新人に対する注意点と思ってよいことなのですが、今まで以上に新人に
気を使うことが求められており、強調されているだけなのです。
・ 育成していくコミュニケのコツは、次のことの使い分けではないかと云っ
ている調査解説がありました。
◆やらしてみよう
・理解し、納得すれば素直に頑張って仕事をします。だから、少々面倒く
さいがキチンと説明することに心掛けねばなりません。
◆“挫折経験は仕事のコヤシ”は疑問
・仕事を達成する上での新人がよく直面する壁のようなものを先輩は知
っているはずです。
・その場その時の心構えのようなことは、あらかじめ教えておく方が精神
的によさそうです。実際、そういった時に相談、支援の窓口を感じさせる
日常の接触が重要なのです。
◆先輩風を吹かす
・アルバイト等で経験はしているものの、いろんな仕事上の人間関係
はまだまだといえます。

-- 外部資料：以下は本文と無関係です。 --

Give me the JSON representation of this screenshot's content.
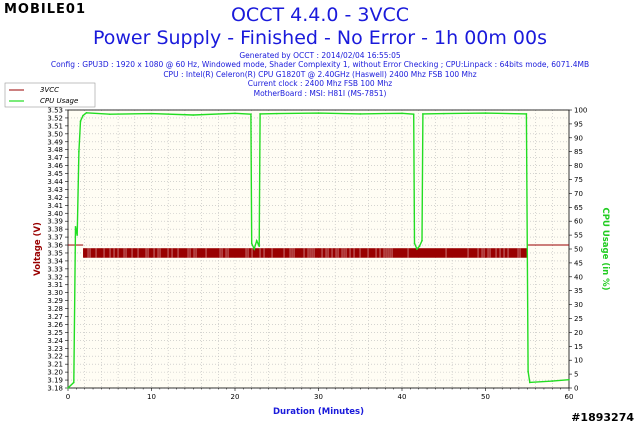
{
  "watermark": {
    "logo": "MOBILE01",
    "id": "#1893274"
  },
  "header": {
    "title": "OCCT 4.4.0 - 3VCC",
    "subtitle": "Power Supply - Finished - No Error - 1h 00m 00s",
    "info": [
      "Generated by OCCT : 2014/02/04 16:55:05",
      "Config : GPU3D : 1920 x 1080 @ 60 Hz, Windowed mode, Shader Complexity 1, without Error Checking ; CPU:Linpack : 64bits mode, 6071.4MB",
      "CPU : Intel(R) Celeron(R) CPU G1820T @ 2.40GHz (Haswell) 2400 Mhz FSB 100 Mhz",
      "Current clock : 2400 Mhz FSB 100 Mhz",
      "MotherBoard : MSI: H81I (MS-7851)"
    ]
  },
  "colors": {
    "voltage": "#990000",
    "cpu": "#22dd22",
    "text": "#1a1adb",
    "grid": "#bbbbbb",
    "bg": "#fffdf4"
  },
  "chart_data": {
    "type": "line",
    "xlabel": "Duration (Minutes)",
    "ylabel": "Voltage (V)",
    "y2label": "CPU Usage (in %)",
    "xlim": [
      0,
      60
    ],
    "ylim": [
      3.18,
      3.53
    ],
    "y2lim": [
      0,
      100
    ],
    "x_ticks": [
      0,
      10,
      20,
      30,
      40,
      50,
      60
    ],
    "y_ticks": [
      3.18,
      3.19,
      3.2,
      3.21,
      3.22,
      3.23,
      3.24,
      3.25,
      3.26,
      3.27,
      3.28,
      3.29,
      3.3,
      3.31,
      3.32,
      3.33,
      3.34,
      3.35,
      3.36,
      3.37,
      3.38,
      3.39,
      3.4,
      3.41,
      3.42,
      3.43,
      3.44,
      3.45,
      3.46,
      3.47,
      3.48,
      3.49,
      3.5,
      3.51,
      3.52,
      3.53
    ],
    "y2_ticks": [
      0,
      5,
      10,
      15,
      20,
      25,
      30,
      35,
      40,
      45,
      50,
      55,
      60,
      65,
      70,
      75,
      80,
      85,
      90,
      95,
      100
    ],
    "grid": true,
    "legend": "top-left",
    "series": [
      {
        "name": "3VCC",
        "axis": "left",
        "color": "#990000",
        "segments": [
          {
            "x": [
              0,
              1.8
            ],
            "y": [
              3.36,
              3.36
            ]
          },
          {
            "x": [
              1.8,
              55
            ],
            "band": [
              3.344,
              3.356
            ]
          },
          {
            "x": [
              55,
              60
            ],
            "y": [
              3.36,
              3.36
            ]
          }
        ]
      },
      {
        "name": "CPU Usage",
        "axis": "right",
        "color": "#22dd22",
        "x": [
          0,
          0.7,
          0.9,
          1.1,
          1.3,
          1.5,
          1.8,
          2.2,
          5,
          10,
          15,
          20,
          21.9,
          22.0,
          22.3,
          22.6,
          22.9,
          23.0,
          25,
          30,
          35,
          40,
          41.4,
          41.5,
          41.8,
          42.1,
          42.4,
          42.5,
          45,
          50,
          54.9,
          55.1,
          55.3,
          58,
          60
        ],
        "y": [
          0,
          2,
          58,
          55,
          85,
          96,
          98,
          99,
          98.5,
          98.7,
          98.2,
          98.8,
          98.5,
          52,
          50,
          53,
          51,
          98.6,
          98.7,
          98.9,
          98.6,
          98.8,
          98.5,
          52,
          50,
          51,
          53,
          98.6,
          98.7,
          98.9,
          98.6,
          6,
          2,
          2.5,
          3
        ]
      }
    ]
  }
}
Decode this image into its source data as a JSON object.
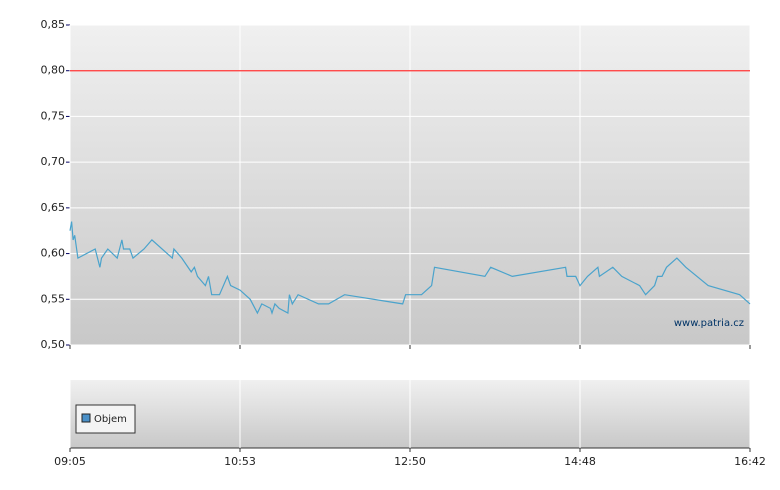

そこで、一緒に仕事をする仲間として、頼れる、
話が出来る先輩は否定されません。
・プライベートへの干渉も状況によっては仕方ない、あるいはやむを得
ないと思っているらしいです。
(5)新入りの方から
・ 仕事に溶け込んでいく、進めていく上で、新人が期待していることを拾っ
たブログがありました。
そこでは、行動を共にする共通の友達がいる学生時代と違って、不安感、
孤独感が強く出てきます。
・ 昔のように周りに大勢の先輩、同僚がいて、何やかんやと目配り、心配り
してくれたが、今は仕事が忙しすぎてそこまでということになるのです。
・ そうなると、“自分はこの会社に入って良かったのか”と思うことが増えてく
るそうです。
新入社員調査でも、彼らが職場に求めていることの上位にあるのは、
次の2つなのです。
1. 指示が的確な上司、先輩
2. よくアドバイスをくれ、相談に乗ってくれる上司、先輩
・ とくに、最近の就活の厳しさを通り抜けてきた人達だからこそ、日々の業務に
追われる中でそれが自分のキャリア、成長につながるのだろうかの思いが
強いと云われています。
そのため、余計に具体的な指導を求めているのです。
・ 彼らへの周りの接し方は「多様性」を認めてまず彼らをそのまま受入れ、極
力声に耳を傾けることだそうです。
・ 一緒に職場を良くするよう努めていくことを示し、折れそうになる若手を支
えていく基本は変わらないように思います。
上司は、そんなことを求められる時代になっているのです。
・ 社歴の若い I T 企業では誕生会、花見などのイベントを繰り返し実行して、
個々の社員を認知していることを伝える場を充実させています。
・ メール世代と云っても語りの場、機会の大切さを知っており、普通に接するこ
とをなんとかやってみることです。
何はともあれ、我々からみると、若さに優れるものはないのですから。